Thoughts on Governor Sanford

I confess to a (now faded) affinity for Mark Sanford. As someone who was born in South Carolina and spent much time there over the years, I have a personal connection to the state. As a fiscal conservative, I was very pleased at the governor’s response to the stimulus monies, etc, and desired that Governor Rounds would be so bold. Now, as all the world knows, Sanford has shown himself not only flawed, but strangely proud of those flaws. As has been noted by some, if he were a French minister of state, all would be well (at least in the strangely defined world of French political and personal affairs). However, Sanford is not a French minister and all is not well.

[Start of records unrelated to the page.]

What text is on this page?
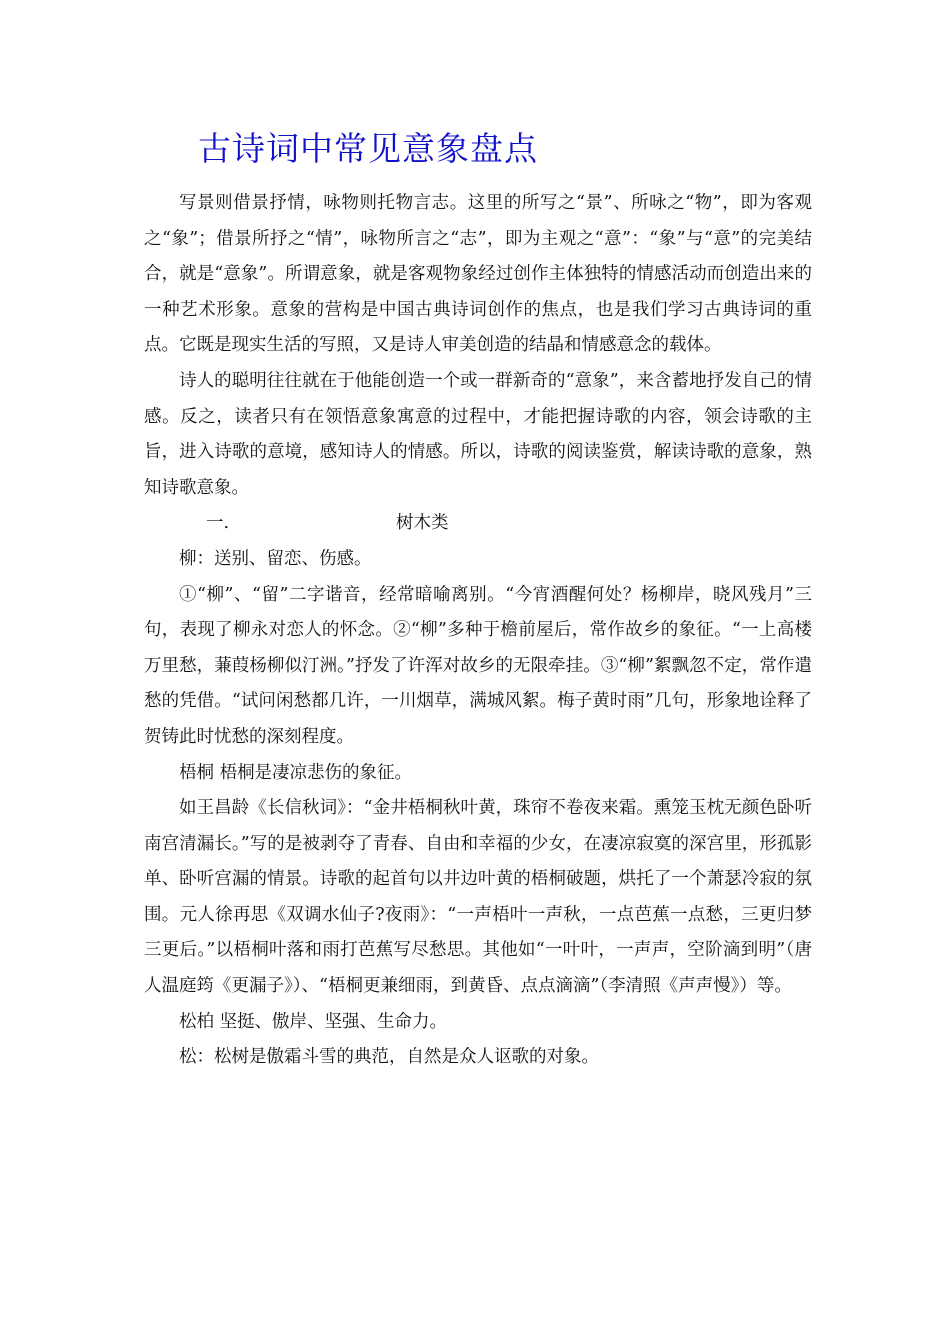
古诗词中常见意象盘点

写景则借景抒情，咏物则托物言志。这里的所写之“景”、所咏之“物”，即为客观之“象”；借景所抒之“情”，咏物所言之“志”，即为主观之“意”：“象”与“意”的完美结合，就是“意象”。所谓意象，就是客观物象经过创作主体独特的情感活动而创造出来的一种艺术形象。意象的营构是中国古典诗词创作的焦点，也是我们学习古典诗词的重点。它既是现实生活的写照，又是诗人审美创造的结晶和情感意念的载体。

诗人的聪明往往就在于他能创造一个或一群新奇的“意象”，来含蓄地抒发自己的情感。反之，读者只有在领悟意象寓意的过程中，才能把握诗歌的内容，领会诗歌的主旨，进入诗歌的意境，感知诗人的情感。所以，诗歌的阅读鉴赏，解读诗歌的意象，熟知诗歌意象。

一.	树木类

柳：送别、留恋、伤感。

①“柳”、“留”二字谐音，经常暗喻离别。“今宵酒醒何处？杨柳岸，晓风残月”三句，表现了柳永对恋人的怀念。②“柳”多种于檐前屋后，常作故乡的象征。“一上高楼万里愁，蒹葭杨柳似汀洲。”抒发了许浑对故乡的无限牵挂。③“柳”絮飘忽不定，常作遣愁的凭借。“试问闲愁都几许，一川烟草，满城风絮。梅子黄时雨”几句，形象地诠释了贺铸此时忧愁的深刻程度。

梧桐 梧桐是凄凉悲伤的象征。

如王昌龄《长信秋词》：“金井梧桐秋叶黄，珠帘不卷夜来霜。熏笼玉枕无颜色卧听南宫清漏长。”写的是被剥夺了青春、自由和幸福的少女，在凄凉寂寞的深宫里，形孤影单、卧听宫漏的情景。诗歌的起首句以井边叶黄的梧桐破题，烘托了一个萧瑟冷寂的氛围。元人徐再思《双调水仙子?夜雨》：“一声梧叶一声秋，一点芭蕉一点愁，三更归梦三更后。”以梧桐叶落和雨打芭蕉写尽愁思。其他如“一叶叶，一声声，空阶滴到明”（唐人温庭筠《更漏子》）、“梧桐更兼细雨，到黄昏、点点滴滴”（李清照《声声慢》）等。

松柏 坚挺、傲岸、坚强、生命力。

松：松树是傲霜斗雪的典范，自然是众人讴歌的对象。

Besides the emotional burden which he has packed for his wife and sons (which one does not was to diminish in any regard by comparison) Mark Sanford has single-handedly snatched defeat from the jaws of possible political victory in 2012 or beyond. His philandering, I would propose, is not the root problem so much as the symptom. His behavior would appear to be the outgrowth of his thinking (some might say lack of thinking) as an individual with its corresponding selfishness and, yes, narcissism. While it is likely that his wife, children, friends, constituents and all others who have been hurt by his thoughtlessness will find it hard (if not impossible in some cases) to move past the damage he has caused, he seems to currently believe that it is not only possible to simply keep going in his current position as governor, but desirable.

I am hardly the first, nor will I be the last, to ask that Governor Sanford step down. He has abused his office in a way not unlike Bill Clinton in that he has not only broken whatever vows he might have made to his wife, but then felt compelled to lie about it, before finally telling the truth. I realize that none of us is perfect, elected officials included, but Sanford has moved from the ranks of the imperfect but striving to the realm of the imperfect and proud of it. His continued residence in the governor’s mansion is discgraceful–no matter how much good he might do–I find it difficult to believe that he will ever be more than an easy target for unfortunately well-founded mockery and derision.